Although many audio signal processing techniques, developed for a wide range of applications such as denoising, source separation or time/pitch-scale modification, operate in the time-frequency power or magnitude domain, discarding the phase information is not without raising important issues. First, if resynthesis of a time-domain signal is necessary, phase needs to be estimated in such a way that it is coherent with the magnitude. Second, additivity of signals is not true anymore, as the cross-terms in the power of a sum are in general not equal to zero.

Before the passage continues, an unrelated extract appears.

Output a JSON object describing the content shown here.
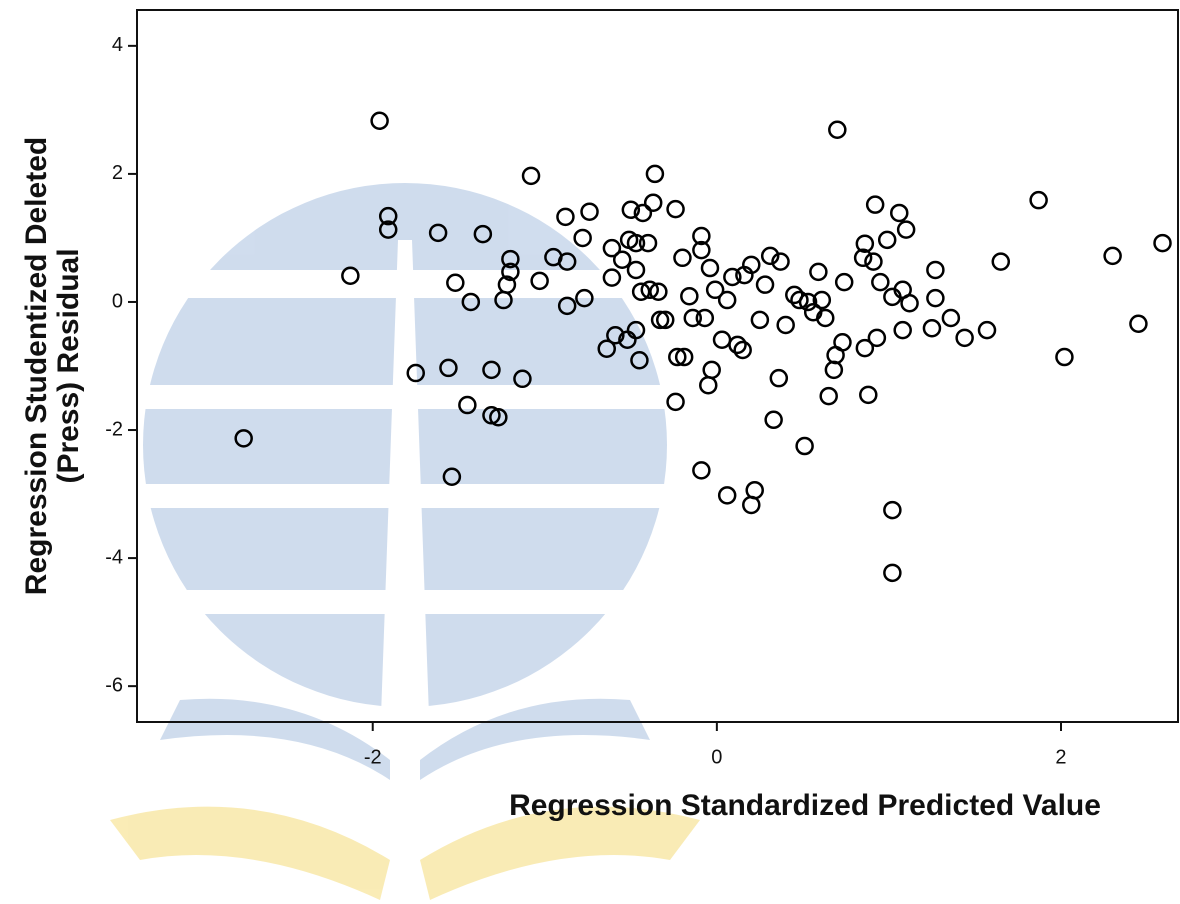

Third, although modeling the phase is often considered an intricate problem, phase may still contain relevant information to exploit, for example in electronic music and to some extent for some instruments such as piano and percussive instruments, where the waveform of the same note or sound played several times is perfectly or nearly perferctly reproducible from one occurence to the other.

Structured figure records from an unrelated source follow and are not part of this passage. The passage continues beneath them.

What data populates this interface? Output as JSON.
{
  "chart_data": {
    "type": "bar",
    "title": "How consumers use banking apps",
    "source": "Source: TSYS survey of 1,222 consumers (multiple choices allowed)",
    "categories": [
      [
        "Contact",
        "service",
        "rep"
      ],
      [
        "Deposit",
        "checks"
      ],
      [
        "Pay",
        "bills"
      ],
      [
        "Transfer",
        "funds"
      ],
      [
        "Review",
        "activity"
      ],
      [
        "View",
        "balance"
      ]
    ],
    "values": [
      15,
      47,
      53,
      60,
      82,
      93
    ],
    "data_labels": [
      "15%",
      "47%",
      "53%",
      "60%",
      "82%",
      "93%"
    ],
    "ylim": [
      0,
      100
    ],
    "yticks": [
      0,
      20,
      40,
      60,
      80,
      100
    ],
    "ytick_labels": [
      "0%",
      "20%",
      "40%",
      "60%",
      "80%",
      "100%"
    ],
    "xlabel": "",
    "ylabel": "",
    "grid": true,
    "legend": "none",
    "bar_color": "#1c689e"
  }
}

In this talk, I will present two frameworks to avoid or overcome these issues, one focusing on the complex time-frequency domain and the other on the time domain. The first framework relies on the derivation of general consistency constraints for complex short-time Fourier transform spectrograms. The consistency criterion which we deduce from them can be used as a cost function in audio signal processing algorithms working in the complex time-frequency domain, or as an objective function to estimate the phase which best corresponds to a given magnitude spectrogram. The second framework, called shift-invariant semi-non-negative matrix factorization, attempts to solve the problem of template matching with unknown templates. It consists in a general model defined in the time domain, assuming that the observed waveform is the superposition of a limited number of elementary patterns, added with variable latencies and variable but positive amplitudes. The elementary patterns are learnt from the data together with the timing and amplitude of their activations. I will show preliminary results on audio data and extracellular recordings.

Speaker Details

Jonathan Le Roux received the degree in Mathematics from the Ecole Normale Supérieure, Paris, France, the M.Sc. degree in partial differential equations from the University of Paris XI, Paris, in 2001, and the M.Sc. degree in stochastic processes from the University of Paris VI, Paris, in 2003 and is currently pursuing the Ph.D. degree in the Graduate School of Computer Science, Telecommunications and Electronics of Paris, University of Paris VI, France, and in the Graduate School of Information Science and Technology, Department of Information Physics and Computing, University of Tokyo, Tokyo, Japan. His research interests include audio signal processing, speech processing, acoustical scene analysis and language acquisition modeling.